By Ayobamiji Komolafe,Tony Chukwunyem
Copyright newtelegraphng
The Central Bank of Nigeria (CBN) has issued a directive requiring all Domestic Systemically Important Banks (D-SIBs) to obtain regulatory approval for the appointment of a successor Managing Director/Chief Executive Officer (MD/CEO) at least six months before the incumbent’s tenure expires.
The directive, released on Tuesday via a circular on the CBN’s website, also mandates that the successor must be publicly announced at least three months before the planned exit of the current MD/CEO.
The banks classified as D-SIBs in Nigeria include Access Bank, Zenith Bank, Guaranty Trust Bank (GTB), United Bank for Africa (UBA), First Bank of Nigeria, and Fidelity Bank. These institutions are designated as systemically important due to their large asset bases, extensive reach, and significant market positions, making them vital to national financial stability.
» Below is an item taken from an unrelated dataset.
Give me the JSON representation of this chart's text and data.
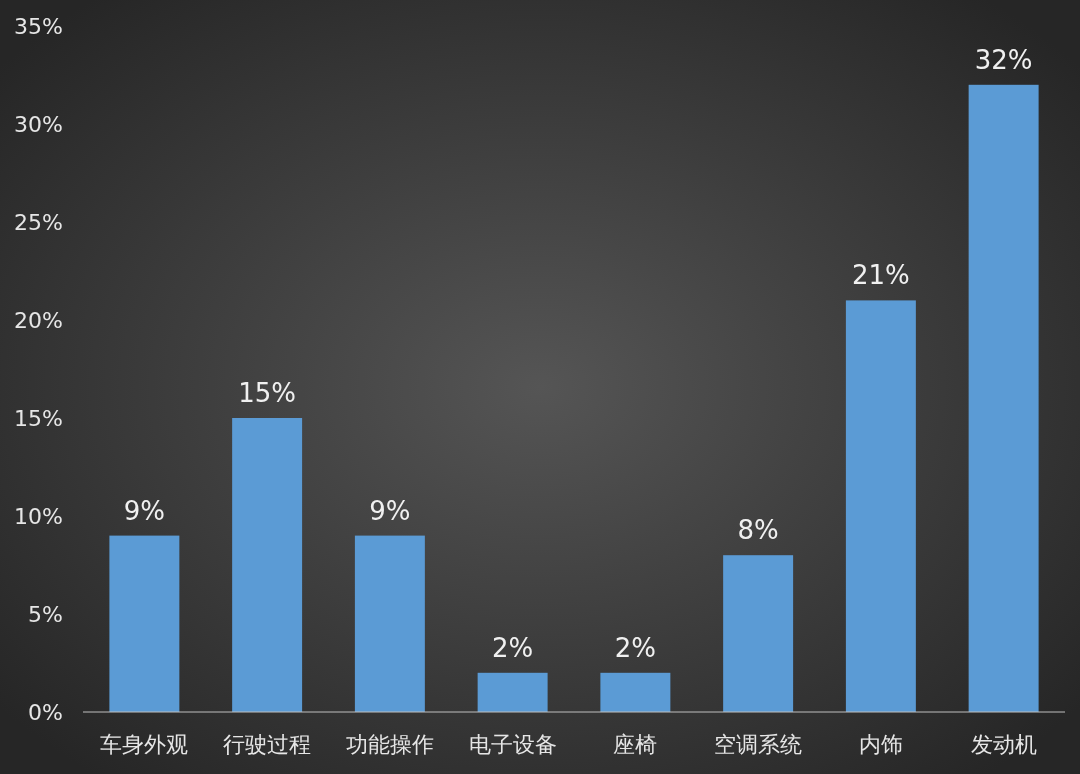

The CBN circular emphasized that the 2023 Corporate Governance Guidelines for commercial, merchant, non-interest, and payment service banks require boards to approve succession plans for MD/CEOs, other Executive Directors, and senior management staff.
According to the apex bank, this measure aims to minimize disruptions at the top management level, ensure that successors are adequately prepared for their new roles, and mitigate risks associated with abrupt leadership changes.
The directive underscores the CBN’s commitment to strengthening corporate governance and ensuring stability within Nigeria’s banking sector.